Me enchi de revistas e frutas picadas no canto da mesa, querendo encontrar logo alguma ideia que resolvesse um trabalho que eu tava fazendo. Queria resolver, entregar, receber e voltar logo pra mim. Acho que desaprendi a trabalhar para os outros ou mesmo qualquer coisa para os outros. O que parece arrogância e depois de muito tempo dando nomes menos feios resolvi que é arrogância mesmo porque talvez esse seja o nome menos feio.

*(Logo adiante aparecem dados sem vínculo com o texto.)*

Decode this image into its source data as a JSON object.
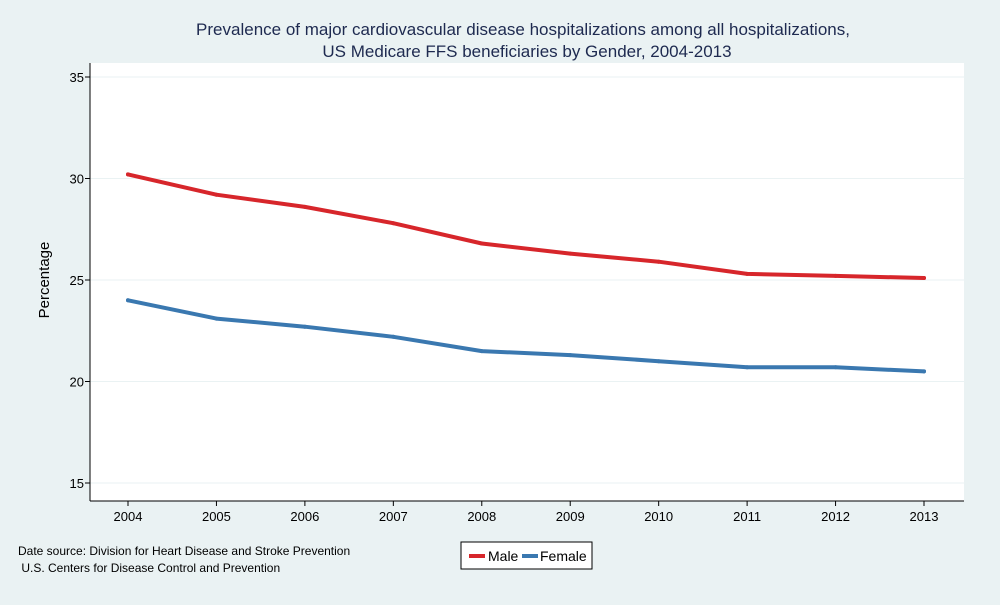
{
  "chart_data": {
    "type": "line",
    "title_lines": [
      "Prevalence of major cardiovascular disease hospitalizations among all hospitalizations,",
      "US Medicare FFS beneficiaries by Gender, 2004-2013"
    ],
    "xlabel": "",
    "ylabel": "Percentage",
    "x": [
      2004,
      2005,
      2006,
      2007,
      2008,
      2009,
      2010,
      2011,
      2012,
      2013
    ],
    "ylim": [
      15,
      35
    ],
    "yticks": [
      15,
      20,
      25,
      30,
      35
    ],
    "grid": true,
    "legend_position": "bottom-center",
    "series": [
      {
        "name": "Male",
        "color": "#d7262b",
        "values": [
          30.2,
          29.2,
          28.6,
          27.8,
          26.8,
          26.3,
          25.9,
          25.3,
          25.2,
          25.1
        ]
      },
      {
        "name": "Female",
        "color": "#3a78b0",
        "values": [
          24.0,
          23.1,
          22.7,
          22.2,
          21.5,
          21.3,
          21.0,
          20.7,
          20.7,
          20.5
        ]
      }
    ],
    "source_lines": [
      "Date source: Division for Heart Disease and Stroke Prevention",
      " U.S. Centers for Disease Control and Prevention"
    ],
    "colors": {
      "background": "#eaf2f3",
      "plot_background": "#ffffff",
      "grid": "#eaf2f3",
      "title": "#1e2a50",
      "axis": "#000000"
    }
  }
}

Foi quando chegou um rapaz e perguntou se alguém estava sentado ao meu lado. Só que não era um lado, era um super lado. Era tipo colado em mim. Era tipo quem visse acharia que estávamos juntos. Daí que achei melhor olhar bem pra ver se era o tipo do homem com o qual eu poderia estar, na Fnac, numa tarde de feriado ensolarada. Não era. Ou eu não sabia se era. Eu não queria ninguém ao meu lado. Não agora e nem nunca mais. O que obviamente era mentira mas saia com uma força ainda mais forte que a verdade.
Respondi o não mais agressivo e masculino que pude, me dando conta, só então, do quanto eu estava dos pés a cabeça muito masculina. De repente o mundo estava infestado de garotas bronzeadas com seus vestidos. Todas as mulheres do mundo com cabelos bonitos e que são chamadas em horas de profunda saudade e que roçam o nariz na bochecha de seus queridos e fazem barulhos de ratinhas carentes. E de repente, eu sabia, odeio quando chega isso, mas de repente eu estava muito sem ar, pra fora da bolha de oxigênio do mundo. Eu era uma garota mal vestida, trabalhando por uns trocos em dia de sol e de mortos e de descanso. E que, só porque o café estava muito lotado, tinha um acompanhante que jamais perguntaria meu nome. E jamais saberia que, apesar de eu nem pensar mais nisso, no meio da noite, minha cabeça grita, noite após noite “como é que existe uma maldade que joga pessoas fora assim, mesmo sabendo tudo de bom que elas têm?”. Minha cabeça grita noite após noite, quando eu não falo mais por ela e ela fala sem parar por mim e eu já até aprendi a deixar assim pra ver se gasta “como é que a coisa mais bonita que já me deram vem da coisa mais feia que já me deram?”. Ele nunca saberia. Se eu não sei. Se você não sabe. Então ficamos sem resposta. Eu com meu trabalho. O mundo com sua comida. Lado a lado, todos, sem resposta, fechados em certeza e cara fechada e tudo fechado. Lado a lado.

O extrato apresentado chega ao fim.